COVID and technology have conspired to expose CRT. COVID forced the students to return to their homes and technology piped in much of the curriculum through the Internet. Watching all this were the parents. It was not long before parents were expressing alarm at the content and bewildered how a political agenda could circumvent the primary mission of the school. Reports began to emerge of friction between parents and teachers, and then between parents and the school administration. When questions were raised, some teachers and schools responded by marginalizing the parents or the students. Some teachers and teacher unions adamantly stated that parents should not have the right to view curriculum. They gave the lame excuse that it was “licensed.”

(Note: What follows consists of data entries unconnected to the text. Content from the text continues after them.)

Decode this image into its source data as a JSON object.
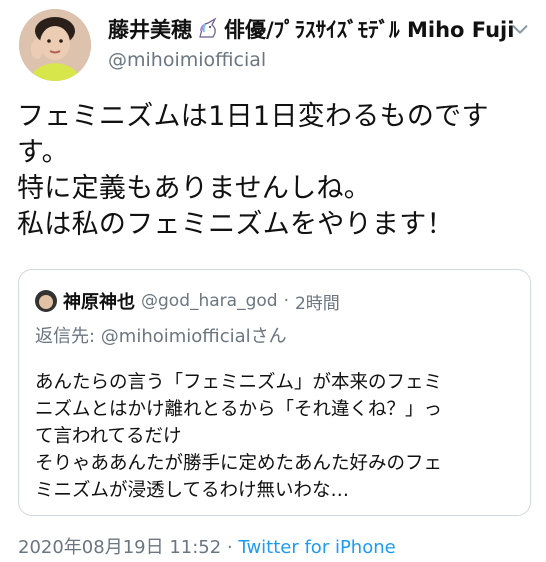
{
  "author": {
    "display_name_prefix": "藤井美穂",
    "display_name_suffix": "俳優/ﾌﾟﾗｽｻｲｽﾞﾓﾃﾞﾙ Miho Fuji",
    "handle": "@mihoimiofficial",
    "name_icon": "unicorn-icon",
    "menu_icon": "chevron-down-icon"
  },
  "tweet": {
    "lines": [
      "フェミニズムは1日1日変わるものです",
      "す。",
      "特に定義もありませんしね。",
      "私は私のフェミニズムをやります！"
    ]
  },
  "quoted": {
    "display_name": "神原神也",
    "handle": "@god_hara_god",
    "separator": "·",
    "time": "2時間",
    "reply_prefix": "返信先: ",
    "reply_mention": "@mihoimiofficial",
    "reply_suffix": "さん",
    "lines": [
      "あんたらの言う「フェミニズム」が本来のフェミ",
      "ニズムとはかけ離れとるから「それ違くね？」っ",
      "て言われてるだけ",
      "そりゃああんたが勝手に定めたあんた好みのフェ",
      "ミニズムが浸透してるわけ無いわな…"
    ]
  },
  "footer": {
    "timestamp": "2020年08月19日 11:52",
    "separator": "·",
    "source": "Twitter for iPhone"
  },
  "colors": {
    "text": "#111111",
    "secondary": "#6b7680",
    "link": "#1d9bf0",
    "border": "#cfd9de"
  }
}
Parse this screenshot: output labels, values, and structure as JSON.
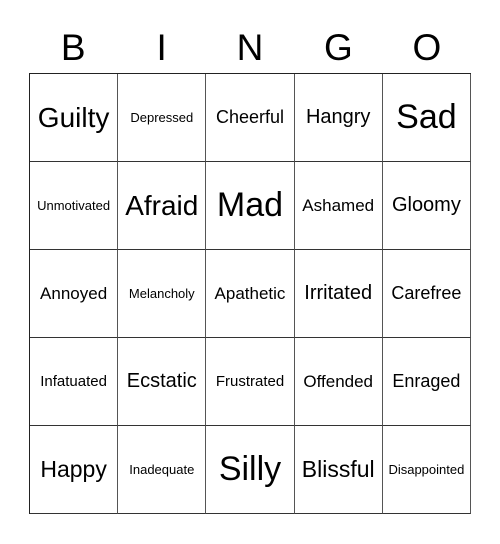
{
  "header": [
    "B",
    "I",
    "N",
    "G",
    "O"
  ],
  "cells": [
    [
      "Guilty",
      "Depressed",
      "Cheerful",
      "Hangry",
      "Sad"
    ],
    [
      "Unmotivated",
      "Afraid",
      "Mad",
      "Ashamed",
      "Gloomy"
    ],
    [
      "Annoyed",
      "Melancholy",
      "Apathetic",
      "Irritated",
      "Carefree"
    ],
    [
      "Infatuated",
      "Ecstatic",
      "Frustrated",
      "Offended",
      "Enraged"
    ],
    [
      "Happy",
      "Inadequate",
      "Silly",
      "Blissful",
      "Disappointed"
    ]
  ]
}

It is understandable how teachers may be uncomfortable being literally filmed while teaching a class. Can you imagine having every word you speak subject to second-guessing by a parent in a class of two dozen kids? That is what happened during the lockdowns. Some teachers adjusted well, and many did not. But the most vital aspect of education is trust. How do you encourage trust through deception? Add to this peculiar situation the CRT debate and you have what happened in Loudon County, Virginia: angry parents, censorious school boards, sexual assaults unreported, teachers isolated who disagreed with CRT, teachers resigning, teachers being fired, and the election of a Republican governor and lieutenant governor as well as numerous school board members in a state that went overwhelmingly Democrat only one year prior.
All that because of a lack of transparency.
Transparency implies a desire to be truthful. It assumes that the adults in the room have the confidence to calmly discuss issues. It assumes that where two people disagree, they can still respect one another. CRT cannot stand up to that test because the more it is investigated, the darker it becomes. It is a world view that divides people by racial class. It labels anyone who dares to question it as being “racist.” It tears down traditional values and institutions. It attacks individualism and it attacks merit.
Propaganda is basic algebra. Take the individual and peel away their traditional values, isolate them from their family and their church, and confuse them with abstract terminology and redefined words. Detractors feel they are alone. Questioning the narrative is vain, if not dangerous. It is indeed ironic that CRT is less about race and more about control. You can see it in the eyes of the detractors. They have seen the Devil. It is like they escaped from a cult!
I encourage you to read When Few Were Watching. At the end there is an addendum that further explains the issues with the 1619 Project as presented by the New York Times. There is actually a 1619 Project that predated the Times publication which is a more straightforward look at the darker side of history in Virginia.
1 Link to the Attorney General’s site was broken as of January 8th, 2023. The URL referenced is an archived screenshot from the Wayback Machine.